People tend to hide behind the “it’s just my opinion” nonsense. But if your “opinion” has a death toll and a body count, then it is more than just an opinion and does not deserve respect. If your “opinion” dehumanizes others and implies that all of us on this earth do not deserve equality, it is hate speech. It is bullying. Suicide and murder are real. Suicide is the second leading cause of death among young people. Gay youth are 4 times more likely to commit suicide than their straight peers. People as young as 10 are deciding that they want to die because they know they are not accepted. People need to realize that we are in the 21st century. Girls like boys, girls like girls, boys like girls, and boys like boys. That is how it is. That fact that attention still has to be brought to it is crazy to me. Gay people should be accepted. That is not a question. Why doesn’t everyone on this earth want everyone on this to be happy? Because in the end, that is what matters. Happiness. And we all deserve it.

A lot of people say that they “don’t know how to explain it to their children” or that their “children will think that they should be gay too.” First, it isn’t hard to explain that two men or two women could be in love with each other in the same way that a man and a woman can be. This doesn’t mean that your child will be gay. It is not something you decide to be. It is who you are. People who practice certain religions also have strong opinions against being gay or gay marriage. In my opinion, these religions have been practiced for thousands of years and there is something to be said about eventually trying to modernize and adapt with the world as it changes.
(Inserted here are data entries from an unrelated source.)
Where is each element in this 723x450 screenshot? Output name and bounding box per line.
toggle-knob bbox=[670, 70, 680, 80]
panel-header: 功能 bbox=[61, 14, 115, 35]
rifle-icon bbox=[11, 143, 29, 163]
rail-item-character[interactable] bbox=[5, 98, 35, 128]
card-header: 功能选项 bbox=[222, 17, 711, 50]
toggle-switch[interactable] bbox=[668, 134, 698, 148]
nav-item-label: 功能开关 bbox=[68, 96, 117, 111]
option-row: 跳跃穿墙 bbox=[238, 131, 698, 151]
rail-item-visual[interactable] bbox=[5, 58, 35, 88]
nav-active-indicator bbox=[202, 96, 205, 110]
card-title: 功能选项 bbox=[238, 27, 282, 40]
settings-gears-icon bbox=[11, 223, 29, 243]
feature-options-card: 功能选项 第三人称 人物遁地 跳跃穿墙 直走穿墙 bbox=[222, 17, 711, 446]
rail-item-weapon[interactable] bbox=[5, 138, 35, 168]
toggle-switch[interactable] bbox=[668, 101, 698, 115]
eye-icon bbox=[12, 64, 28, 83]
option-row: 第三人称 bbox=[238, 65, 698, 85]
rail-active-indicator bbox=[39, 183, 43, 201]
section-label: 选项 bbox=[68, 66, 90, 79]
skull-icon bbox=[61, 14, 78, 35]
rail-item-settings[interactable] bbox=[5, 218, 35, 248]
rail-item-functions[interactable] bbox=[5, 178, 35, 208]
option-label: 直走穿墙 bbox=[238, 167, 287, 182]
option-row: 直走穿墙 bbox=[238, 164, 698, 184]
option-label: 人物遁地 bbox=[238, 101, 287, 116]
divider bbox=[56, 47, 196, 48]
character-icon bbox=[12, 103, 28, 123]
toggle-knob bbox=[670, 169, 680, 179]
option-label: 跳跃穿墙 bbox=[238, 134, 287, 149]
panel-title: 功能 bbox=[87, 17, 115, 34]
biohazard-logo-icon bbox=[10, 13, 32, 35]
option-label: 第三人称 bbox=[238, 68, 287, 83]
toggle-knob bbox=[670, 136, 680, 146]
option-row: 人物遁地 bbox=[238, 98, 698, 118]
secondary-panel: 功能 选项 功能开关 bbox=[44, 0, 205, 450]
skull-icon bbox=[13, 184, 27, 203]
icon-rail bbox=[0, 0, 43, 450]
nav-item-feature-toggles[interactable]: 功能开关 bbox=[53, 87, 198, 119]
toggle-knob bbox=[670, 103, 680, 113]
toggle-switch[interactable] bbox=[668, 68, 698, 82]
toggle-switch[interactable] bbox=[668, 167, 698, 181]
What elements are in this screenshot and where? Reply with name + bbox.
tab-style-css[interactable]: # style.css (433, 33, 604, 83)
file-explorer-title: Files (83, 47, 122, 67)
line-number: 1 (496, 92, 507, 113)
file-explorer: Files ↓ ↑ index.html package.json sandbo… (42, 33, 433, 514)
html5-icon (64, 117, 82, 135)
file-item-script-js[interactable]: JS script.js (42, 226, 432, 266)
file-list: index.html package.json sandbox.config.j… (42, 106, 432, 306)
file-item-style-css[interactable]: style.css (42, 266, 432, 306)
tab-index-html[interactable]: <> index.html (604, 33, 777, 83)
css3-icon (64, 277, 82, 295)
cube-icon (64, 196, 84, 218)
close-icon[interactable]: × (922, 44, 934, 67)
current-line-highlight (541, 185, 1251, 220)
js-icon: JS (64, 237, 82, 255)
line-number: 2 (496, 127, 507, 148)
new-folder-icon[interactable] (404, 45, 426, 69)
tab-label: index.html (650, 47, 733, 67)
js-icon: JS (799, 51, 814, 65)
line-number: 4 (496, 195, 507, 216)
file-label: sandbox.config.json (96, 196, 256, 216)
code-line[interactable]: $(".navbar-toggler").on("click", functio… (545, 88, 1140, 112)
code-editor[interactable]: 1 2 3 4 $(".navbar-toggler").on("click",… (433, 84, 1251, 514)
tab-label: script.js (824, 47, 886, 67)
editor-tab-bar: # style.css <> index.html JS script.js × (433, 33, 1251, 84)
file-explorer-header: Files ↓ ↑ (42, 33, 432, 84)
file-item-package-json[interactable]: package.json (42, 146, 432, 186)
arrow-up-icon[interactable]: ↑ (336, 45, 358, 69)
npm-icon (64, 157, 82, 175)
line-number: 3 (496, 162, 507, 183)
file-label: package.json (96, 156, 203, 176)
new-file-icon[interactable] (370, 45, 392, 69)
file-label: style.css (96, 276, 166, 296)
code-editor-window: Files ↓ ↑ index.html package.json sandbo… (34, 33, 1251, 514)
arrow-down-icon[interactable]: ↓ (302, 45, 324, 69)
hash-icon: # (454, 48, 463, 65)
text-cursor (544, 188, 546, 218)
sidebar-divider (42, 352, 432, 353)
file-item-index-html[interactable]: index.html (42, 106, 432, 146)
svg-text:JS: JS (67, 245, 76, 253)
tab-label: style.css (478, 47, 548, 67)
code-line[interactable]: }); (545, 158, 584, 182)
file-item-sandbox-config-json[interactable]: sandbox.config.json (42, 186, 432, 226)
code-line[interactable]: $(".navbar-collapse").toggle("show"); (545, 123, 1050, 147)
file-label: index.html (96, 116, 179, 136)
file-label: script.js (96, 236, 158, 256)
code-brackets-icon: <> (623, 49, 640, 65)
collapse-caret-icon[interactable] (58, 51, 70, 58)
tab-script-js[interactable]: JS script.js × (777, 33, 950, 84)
All you have to do to understand people who are gay is put yourself in their shoes and imagine an opposite world: gay people are accepted and straight people are not. People need to imagine how they would feel if they were denied their rights, called names, bullied, insulted, treated with violence, etc. That is unacceptable and all that people are doing by hiding behind their “opinions” is encouraging a world in which treating people who are gay badly is accepted. There is nothing wrong with being gay. There is nothing wrong with being straight. There is nothing wrong with be normal or different or somewhere inbetween. Everyone has the right to be who they are. Everyone has the right to feel accepted and happy and loved. Everyone deserves a life in which they can live freely and enjoy every emotion and adventure and right.

Love has nothing to do with politics. Why should a small amount of people sitting in a courtroom determine if millions of people get to live happy, loving lives? They shouldn’t. Love has nothing to do with people who are not involved in your life. Outside opinions shouldn’t shame people for who they love. I hope that one day we live in a world where you are accepted no matter what your sexual orientation is. Our main goal as people should be to always accept everyone and treat everyone with kindness. There is no reason to do otherwise.